Actually, they contributed to the complex pay packages that forced CEOs to focus on stock price instead of other measures of performance, which led to the accounting shenanigans that companies used to manipulate share prices. Those of you whose knee jerk reaction to every business conundrum is "the government should pass a law…" need to realize that it was a stupid, poorly though out law that helped lead to the scandals of recent years. The government can regulate all day and bury corporations in a tomb of bureacracy, and people will still find a way to look out for their own best interest. That is human nature and you can never eradicate it, you can only try to channel it into positive use (by rewarding cooperation, honesty, transparency, etc. such that those things become in one's self-interest).

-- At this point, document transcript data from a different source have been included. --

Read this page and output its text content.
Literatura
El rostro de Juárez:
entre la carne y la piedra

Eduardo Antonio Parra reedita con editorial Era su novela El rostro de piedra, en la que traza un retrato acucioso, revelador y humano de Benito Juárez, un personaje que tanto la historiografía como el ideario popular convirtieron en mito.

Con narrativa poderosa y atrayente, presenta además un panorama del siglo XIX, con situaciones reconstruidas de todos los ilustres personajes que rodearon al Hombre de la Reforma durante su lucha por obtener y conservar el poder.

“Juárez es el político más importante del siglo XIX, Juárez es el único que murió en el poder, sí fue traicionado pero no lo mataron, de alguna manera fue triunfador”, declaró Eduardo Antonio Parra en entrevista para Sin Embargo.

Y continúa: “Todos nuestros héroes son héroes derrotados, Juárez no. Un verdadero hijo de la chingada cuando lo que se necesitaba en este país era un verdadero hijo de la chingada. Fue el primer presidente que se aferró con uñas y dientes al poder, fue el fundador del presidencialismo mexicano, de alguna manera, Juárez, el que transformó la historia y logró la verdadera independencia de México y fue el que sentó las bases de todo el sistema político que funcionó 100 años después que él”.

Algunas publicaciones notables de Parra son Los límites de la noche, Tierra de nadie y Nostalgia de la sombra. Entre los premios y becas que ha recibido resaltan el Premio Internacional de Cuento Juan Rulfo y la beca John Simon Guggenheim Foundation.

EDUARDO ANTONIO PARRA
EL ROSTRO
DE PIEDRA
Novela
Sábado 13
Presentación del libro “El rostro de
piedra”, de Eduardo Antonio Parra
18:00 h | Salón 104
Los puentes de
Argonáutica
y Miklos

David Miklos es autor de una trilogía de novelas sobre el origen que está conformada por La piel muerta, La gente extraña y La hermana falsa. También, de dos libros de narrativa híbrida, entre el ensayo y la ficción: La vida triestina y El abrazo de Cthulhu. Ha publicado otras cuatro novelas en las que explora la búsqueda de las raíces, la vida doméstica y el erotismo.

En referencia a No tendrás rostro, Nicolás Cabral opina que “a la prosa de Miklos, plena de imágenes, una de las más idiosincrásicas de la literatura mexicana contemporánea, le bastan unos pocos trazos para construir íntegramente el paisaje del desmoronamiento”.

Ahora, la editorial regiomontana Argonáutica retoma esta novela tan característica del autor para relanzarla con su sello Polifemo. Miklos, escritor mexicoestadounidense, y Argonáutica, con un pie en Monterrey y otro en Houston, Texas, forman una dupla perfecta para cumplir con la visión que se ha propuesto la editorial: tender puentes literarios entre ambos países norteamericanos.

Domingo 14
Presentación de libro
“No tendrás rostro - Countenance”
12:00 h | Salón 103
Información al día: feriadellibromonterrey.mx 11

Laws frequently have unintended consequences, which is why I favor more indirect government intervention. For instance, I am a big fan of laws that force more information out into public view, since a better distribution of information leads to more effective markets. I also support laws/taxes that force companies to deal with negative externalities (like pollution) that are spread out in such a way that the cost is not reflected in the market price. What I don't support are laws that directly contradict capitalist principles. They are doomed to fail.
One final thing I would like to point out from the paper is the examination of whether or not compensation has become excessive.
What is "excessive"? In theory, compensation is excessive if it is more than that required to minimize the principal-agent (shareholder-manager) costs due to the separation of ownership and management, or, alternatively, is more than that required to maximize shareholder wealth. Put another way, it is higher pay than the executive could command in a competitive labor market. It is difficult, however, to provide an operational measure that is consistent with these definitions. Thus, while it is probably safe to say that there have been incidences of excessive executive pay, we are not able to generalize from these cases about whether the average level of executive compensation is excessive.
Certainly there are executives (and people at all levels in all companies – for that matter) who are grossly overpaid for their performance. But keep in mind that some business leaders are truly remarkable, and deserve every penny of their multimillion dollar pay packages.